India may be buying Russian oil to cool its purchase price but it’s not making a virtue out of its neutrality

The effects of a long-running Ukraine war are being felt almost everywhere as increased geopolitical risks have been weighing adversely on economic conditions since February, 2022. A toxic mix of a reduction in GDP, a rise in inflation and sinking consumer confidence has proved lethal enough even as the deleterious effect of rising oil and gas prices have led to roiling of the financial and commodity markets. And yet no one is talking enough about it.
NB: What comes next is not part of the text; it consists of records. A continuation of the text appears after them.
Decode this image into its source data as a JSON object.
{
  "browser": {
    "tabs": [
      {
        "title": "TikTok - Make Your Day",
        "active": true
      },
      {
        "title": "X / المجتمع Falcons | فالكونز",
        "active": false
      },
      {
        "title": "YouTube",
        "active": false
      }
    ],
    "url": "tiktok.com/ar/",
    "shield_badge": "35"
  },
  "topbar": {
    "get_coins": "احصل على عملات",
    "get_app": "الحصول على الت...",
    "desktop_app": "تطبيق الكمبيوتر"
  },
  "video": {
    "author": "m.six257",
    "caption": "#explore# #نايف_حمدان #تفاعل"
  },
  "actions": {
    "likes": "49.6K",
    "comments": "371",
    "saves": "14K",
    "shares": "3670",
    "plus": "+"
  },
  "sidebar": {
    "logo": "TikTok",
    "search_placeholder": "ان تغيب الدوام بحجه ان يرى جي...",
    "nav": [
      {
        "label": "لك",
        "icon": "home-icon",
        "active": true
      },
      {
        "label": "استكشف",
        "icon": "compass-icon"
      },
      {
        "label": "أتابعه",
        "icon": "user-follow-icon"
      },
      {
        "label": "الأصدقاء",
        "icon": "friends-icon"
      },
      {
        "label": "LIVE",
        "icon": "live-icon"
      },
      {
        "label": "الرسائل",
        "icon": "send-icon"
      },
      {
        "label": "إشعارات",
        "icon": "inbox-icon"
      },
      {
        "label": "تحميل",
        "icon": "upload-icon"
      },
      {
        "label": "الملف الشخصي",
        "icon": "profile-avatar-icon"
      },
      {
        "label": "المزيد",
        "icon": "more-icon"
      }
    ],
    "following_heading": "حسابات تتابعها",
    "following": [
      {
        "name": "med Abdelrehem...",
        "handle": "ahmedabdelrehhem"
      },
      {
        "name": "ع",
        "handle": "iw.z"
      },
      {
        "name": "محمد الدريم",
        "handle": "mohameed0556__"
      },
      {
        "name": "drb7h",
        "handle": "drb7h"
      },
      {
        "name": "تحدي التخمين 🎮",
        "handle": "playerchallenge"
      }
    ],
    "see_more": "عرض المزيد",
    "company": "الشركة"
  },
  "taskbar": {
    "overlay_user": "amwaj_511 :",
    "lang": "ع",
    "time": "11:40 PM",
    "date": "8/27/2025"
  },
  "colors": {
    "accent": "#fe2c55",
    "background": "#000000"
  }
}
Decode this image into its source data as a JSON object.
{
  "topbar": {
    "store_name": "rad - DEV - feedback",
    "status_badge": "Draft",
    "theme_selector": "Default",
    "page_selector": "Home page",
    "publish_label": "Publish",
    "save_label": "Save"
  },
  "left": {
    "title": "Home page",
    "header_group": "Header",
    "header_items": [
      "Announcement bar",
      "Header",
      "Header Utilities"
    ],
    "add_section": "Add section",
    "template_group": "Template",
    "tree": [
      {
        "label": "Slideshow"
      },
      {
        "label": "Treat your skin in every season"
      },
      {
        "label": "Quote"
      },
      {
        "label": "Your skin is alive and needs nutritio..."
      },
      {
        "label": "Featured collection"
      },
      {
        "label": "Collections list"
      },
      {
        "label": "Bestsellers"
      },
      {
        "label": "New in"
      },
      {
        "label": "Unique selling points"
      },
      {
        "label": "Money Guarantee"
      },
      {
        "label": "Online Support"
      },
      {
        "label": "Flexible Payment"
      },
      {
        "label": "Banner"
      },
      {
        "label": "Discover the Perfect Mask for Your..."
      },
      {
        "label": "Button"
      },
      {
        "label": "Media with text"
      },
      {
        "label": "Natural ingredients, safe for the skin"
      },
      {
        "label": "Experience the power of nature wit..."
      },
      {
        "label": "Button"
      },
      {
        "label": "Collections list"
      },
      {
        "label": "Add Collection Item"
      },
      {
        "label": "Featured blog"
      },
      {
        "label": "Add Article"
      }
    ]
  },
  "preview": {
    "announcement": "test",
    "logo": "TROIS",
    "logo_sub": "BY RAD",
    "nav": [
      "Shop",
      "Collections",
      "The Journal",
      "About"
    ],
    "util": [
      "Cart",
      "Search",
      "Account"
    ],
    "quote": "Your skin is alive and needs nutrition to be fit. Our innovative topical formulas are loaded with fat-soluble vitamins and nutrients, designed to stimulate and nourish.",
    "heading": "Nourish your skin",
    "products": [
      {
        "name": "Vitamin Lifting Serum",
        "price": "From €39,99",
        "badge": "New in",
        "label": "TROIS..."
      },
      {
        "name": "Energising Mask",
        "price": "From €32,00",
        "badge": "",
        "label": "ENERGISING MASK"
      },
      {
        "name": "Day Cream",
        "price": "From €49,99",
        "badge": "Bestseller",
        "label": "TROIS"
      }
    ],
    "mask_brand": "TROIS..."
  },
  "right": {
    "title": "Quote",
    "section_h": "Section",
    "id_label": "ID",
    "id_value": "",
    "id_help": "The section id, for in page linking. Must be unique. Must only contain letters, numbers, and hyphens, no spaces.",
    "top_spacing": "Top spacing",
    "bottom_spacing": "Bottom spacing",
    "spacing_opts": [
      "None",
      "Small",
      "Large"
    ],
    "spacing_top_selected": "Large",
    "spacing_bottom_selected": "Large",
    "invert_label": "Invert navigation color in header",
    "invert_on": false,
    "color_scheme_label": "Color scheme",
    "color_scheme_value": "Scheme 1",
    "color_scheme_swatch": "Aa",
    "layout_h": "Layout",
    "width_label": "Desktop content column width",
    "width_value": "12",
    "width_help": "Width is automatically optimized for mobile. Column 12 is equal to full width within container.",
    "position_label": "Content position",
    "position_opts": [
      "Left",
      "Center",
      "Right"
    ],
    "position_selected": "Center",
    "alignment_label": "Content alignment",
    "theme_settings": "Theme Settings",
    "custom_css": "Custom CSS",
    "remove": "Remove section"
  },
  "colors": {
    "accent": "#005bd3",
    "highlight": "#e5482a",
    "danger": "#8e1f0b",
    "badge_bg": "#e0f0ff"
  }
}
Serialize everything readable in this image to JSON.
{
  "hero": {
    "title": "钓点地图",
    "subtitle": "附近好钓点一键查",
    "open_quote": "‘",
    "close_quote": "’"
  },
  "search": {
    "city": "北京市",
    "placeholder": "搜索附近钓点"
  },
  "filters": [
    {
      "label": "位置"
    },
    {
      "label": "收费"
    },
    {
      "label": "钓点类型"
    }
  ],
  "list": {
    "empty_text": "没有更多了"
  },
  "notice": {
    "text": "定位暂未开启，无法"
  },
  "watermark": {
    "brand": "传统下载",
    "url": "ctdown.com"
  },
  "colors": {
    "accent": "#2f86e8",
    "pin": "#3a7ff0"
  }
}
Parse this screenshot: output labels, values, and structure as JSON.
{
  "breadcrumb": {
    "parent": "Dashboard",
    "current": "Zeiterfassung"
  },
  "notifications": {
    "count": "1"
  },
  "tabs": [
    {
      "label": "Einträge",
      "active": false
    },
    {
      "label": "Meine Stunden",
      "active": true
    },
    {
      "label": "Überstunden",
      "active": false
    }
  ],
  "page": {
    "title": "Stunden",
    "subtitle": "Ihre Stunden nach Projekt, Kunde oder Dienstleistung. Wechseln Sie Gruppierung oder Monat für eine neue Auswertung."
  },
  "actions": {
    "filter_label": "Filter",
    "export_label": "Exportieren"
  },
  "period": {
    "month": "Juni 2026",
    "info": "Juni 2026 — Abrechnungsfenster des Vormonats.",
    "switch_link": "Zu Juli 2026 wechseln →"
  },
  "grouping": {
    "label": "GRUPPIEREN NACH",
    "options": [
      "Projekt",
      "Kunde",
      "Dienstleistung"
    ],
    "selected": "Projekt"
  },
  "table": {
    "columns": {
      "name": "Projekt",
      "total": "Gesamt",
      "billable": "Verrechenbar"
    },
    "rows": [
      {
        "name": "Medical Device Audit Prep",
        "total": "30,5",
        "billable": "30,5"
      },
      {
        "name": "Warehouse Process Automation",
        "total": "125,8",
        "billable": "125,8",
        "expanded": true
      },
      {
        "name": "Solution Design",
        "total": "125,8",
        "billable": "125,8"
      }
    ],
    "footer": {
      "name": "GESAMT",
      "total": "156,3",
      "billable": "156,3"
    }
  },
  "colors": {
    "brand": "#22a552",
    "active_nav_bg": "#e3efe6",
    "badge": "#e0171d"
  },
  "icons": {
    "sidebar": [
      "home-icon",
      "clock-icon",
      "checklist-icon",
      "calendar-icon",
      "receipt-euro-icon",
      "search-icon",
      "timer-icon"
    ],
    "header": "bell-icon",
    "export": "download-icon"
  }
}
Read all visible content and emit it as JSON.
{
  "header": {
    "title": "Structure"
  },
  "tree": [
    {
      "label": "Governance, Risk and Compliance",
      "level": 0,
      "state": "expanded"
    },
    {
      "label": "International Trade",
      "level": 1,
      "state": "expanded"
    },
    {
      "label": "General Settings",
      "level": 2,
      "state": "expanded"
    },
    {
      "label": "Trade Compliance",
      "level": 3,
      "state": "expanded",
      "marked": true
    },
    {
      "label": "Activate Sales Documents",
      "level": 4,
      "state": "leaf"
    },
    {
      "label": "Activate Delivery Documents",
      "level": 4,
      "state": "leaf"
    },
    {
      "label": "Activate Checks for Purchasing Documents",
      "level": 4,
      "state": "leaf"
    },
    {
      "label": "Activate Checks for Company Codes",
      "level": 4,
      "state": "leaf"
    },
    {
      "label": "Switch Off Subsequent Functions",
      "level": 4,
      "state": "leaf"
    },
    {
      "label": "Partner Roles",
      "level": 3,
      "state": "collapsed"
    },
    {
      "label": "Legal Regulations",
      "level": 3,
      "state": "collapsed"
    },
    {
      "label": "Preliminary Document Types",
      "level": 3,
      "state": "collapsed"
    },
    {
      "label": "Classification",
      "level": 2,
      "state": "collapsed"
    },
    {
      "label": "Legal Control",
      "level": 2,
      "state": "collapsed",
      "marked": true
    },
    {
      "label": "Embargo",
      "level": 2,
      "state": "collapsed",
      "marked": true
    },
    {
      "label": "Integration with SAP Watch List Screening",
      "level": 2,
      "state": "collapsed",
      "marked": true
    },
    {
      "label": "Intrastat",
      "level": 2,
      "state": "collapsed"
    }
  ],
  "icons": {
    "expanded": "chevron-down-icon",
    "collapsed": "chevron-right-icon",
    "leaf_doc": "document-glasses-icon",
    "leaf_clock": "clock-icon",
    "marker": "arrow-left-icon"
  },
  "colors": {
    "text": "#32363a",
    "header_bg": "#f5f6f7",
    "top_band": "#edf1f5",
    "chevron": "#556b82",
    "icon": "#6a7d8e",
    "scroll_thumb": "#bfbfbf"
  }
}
Prime Minister Narendra Modi was the last world leader to speak to the Russian President Vladimir Putin while impressing upon him the need for diplomacy to end the war. The West, bent on extending support to Ukraine while entertaining thoughts of what a messianic Putin could do with regard to his dream of a greater Russia, was too busy cranking up the pressure on him at G-7 and Nato meetings. Does the fact that Russia has Luhansk now and might take Donetsk soon enough at least lead to attempts at making peace?

Meanwhile, the economies are continuing to bleed. Sri Lanka is the worst example of a country that has come to a standstill because of the inability to pay for fuel even as food and medicine shortages cripple the island nation. How would stopping an economy help revive it? Pakistan feels the pressure too in terms of ballooning trade deficits.

Scenarios of a domino effect help throw the spotlight on many a nation that is feeling the pinch and manfully carrying on because there is no alternative.

The largest economies are suffering too, the US, China, the EU, UK, Russia, Ukraine… India can’t pretend that the world’s sixth-largest economy is not affected, a few curious interventions like raising the steel export tariff barrier and imposing a windfall tax on overseas shipments of oil tell the tale about its anxieties, besides a widening trade deficit. India may be buying Russian oil to cool its purchase price but it’s not making a virtue out of its neutrality. Will other voices rise to stop the war before everyone bleeds economically?